Inside, blocked by a series of sigils that Yun Ka sent and assured them would be at least a relative wall against intrusion, are the Plans.
The capitalization is a bit overmuch in Raika’s mind, she knows, but each of them is large enough that together, it feels right their name should have some degree of weight. Li Shu, using the books they took from the Witch’s cave and some notes from Yun Ka, has been studying. Between the new resources, Raika’s willingness to be experimented on on occasion, and her knowledge of spirit beast anatomy, she’s been helping create plans for Raika’s development, workshopping with Raika what’s needed, what’s missing in her knowledge-base, and what directions she can go in.
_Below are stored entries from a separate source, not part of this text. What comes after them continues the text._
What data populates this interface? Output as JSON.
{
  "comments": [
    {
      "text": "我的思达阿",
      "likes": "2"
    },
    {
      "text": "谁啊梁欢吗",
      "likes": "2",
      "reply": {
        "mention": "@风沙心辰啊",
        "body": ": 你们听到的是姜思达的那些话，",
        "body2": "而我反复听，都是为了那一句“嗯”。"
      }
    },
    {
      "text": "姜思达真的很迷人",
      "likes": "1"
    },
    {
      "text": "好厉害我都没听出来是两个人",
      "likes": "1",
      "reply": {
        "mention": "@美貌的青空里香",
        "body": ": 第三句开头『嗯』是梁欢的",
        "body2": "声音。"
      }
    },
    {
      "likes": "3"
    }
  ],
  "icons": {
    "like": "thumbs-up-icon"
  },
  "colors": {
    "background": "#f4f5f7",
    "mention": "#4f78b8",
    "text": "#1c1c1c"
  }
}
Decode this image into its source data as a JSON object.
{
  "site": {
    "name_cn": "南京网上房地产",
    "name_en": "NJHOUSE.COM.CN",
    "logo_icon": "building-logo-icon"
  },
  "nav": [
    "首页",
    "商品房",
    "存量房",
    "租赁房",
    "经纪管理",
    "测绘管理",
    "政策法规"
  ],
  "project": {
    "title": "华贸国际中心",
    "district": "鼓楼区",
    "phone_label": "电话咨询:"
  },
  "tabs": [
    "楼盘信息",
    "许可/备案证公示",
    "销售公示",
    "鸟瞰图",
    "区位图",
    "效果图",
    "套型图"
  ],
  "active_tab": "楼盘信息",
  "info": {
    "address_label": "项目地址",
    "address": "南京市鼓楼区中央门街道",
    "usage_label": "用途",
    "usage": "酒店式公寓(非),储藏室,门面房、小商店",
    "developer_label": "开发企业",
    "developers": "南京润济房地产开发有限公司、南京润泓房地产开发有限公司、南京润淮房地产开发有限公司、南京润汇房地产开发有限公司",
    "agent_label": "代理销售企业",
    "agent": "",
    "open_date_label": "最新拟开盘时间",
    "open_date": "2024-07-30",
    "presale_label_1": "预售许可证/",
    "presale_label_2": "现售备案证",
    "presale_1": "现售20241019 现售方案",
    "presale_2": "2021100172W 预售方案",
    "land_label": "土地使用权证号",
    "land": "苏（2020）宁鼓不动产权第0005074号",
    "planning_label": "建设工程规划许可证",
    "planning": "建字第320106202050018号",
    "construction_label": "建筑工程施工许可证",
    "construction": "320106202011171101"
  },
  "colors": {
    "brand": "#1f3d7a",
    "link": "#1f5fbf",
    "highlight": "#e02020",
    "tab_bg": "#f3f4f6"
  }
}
There’s some plans there for the others as well, but barring a sudden windfall of money and resources, their cultivation paths are both fairly set and well-suited to each of them, shaped more by their individual behaviors than a cultivation technique. Qen Hou’s Dao of Flame, while incomplete, continues to grow, and his flames have taken on a paler, bluer hue as time goes on, and Li Shu, between looking into the Craft and exploring the detail work her Qi control allows, is progressing quickly in her own way. Between her and Hao Nera, he’s perhaps a step closer to the Core Formation realm (though she’s still not really sure precisely what his cultivation is, besides maybe following a Dao or Truth of “stealth”), but she’s well ahead of him in terms of knowledge, technique, and potential new abilities as she explores things a bit perpendicular to orthodox cultivation.
But of all of them, the overall strongest and most changed is Raika by far. And, for the first time, she has someone she trusts implicitly to theorize with and a place entirely free of surveillance to experiment in.
She feels her Truth. I Am Me, I Am Mine. It’s… smaller than she’d like, maybe. Like she’s grown beyond the size of it, like there’s room for it to fill out- but it’s no longer broken. Where before there were cracks, now there is unblemished concept, a swirling thing that touches on every part of her body, and through the multi-faceted nature of her changed mind, more parts of her beyond.
Like with so much of her, it feels, there is room for growth.
She hits the right runes, shifts one of the small vines Li Shu used, and enters the room. There, on the main desk, are three small notebooks, each holding an idea to be pursued, a part of her Self to be refined.
Supreme Body Art, named, a bit arrogantly to Raika, a bit worriedly to Li Shu, by their resident healer and mad scientist.
Truth Comprehension, a rather dramatic title for its contents but not for its intent.
Core Construction.
That last one… has her the most worried.
She picks up all three, and heads back out into the living room.
“Are you sure you want to take him?” Li Shu asks. “The kid’s already asleep, and-”
“He won’t be by the time you’re through,” Raika says with a shrug. “My senses may be above the norm, but I can still tell when someone is loud. And you three? You’re loud.”
Li Shu blushes a bit, but smiles, less embarrassed than she is a bit flustered. “Fair enough. Just… be nice, alright? And keep an eye on him?”
“I’ll set a fire, and bring the mats and some blankets,” Raika assures her, heading to grab just that. “You all have fun.”
“I shall endeavor to meet your lofty demands,” Hao Nera says with a grin, hand around Qen Hou’s waist. Qen Hou, to his credit, doesn’t look too mortified to speak at this development, but he does still color bright red as he waves off Raika.
“Go. I’m sure you’ll both be fine. We’ll… well. Thanks.”
She just smiles, nice and wide and toothy. “Yeah, yeah, loverboy.”
True to her word, she bundles the kid up warm, swaddles him, and brings a mat and some logs on her way out. She can hear things picking up even from a good hundred feet from the cabin, so she eventually picks up the pace, jogging into the night. Manuals in hand, she heads towards the pond.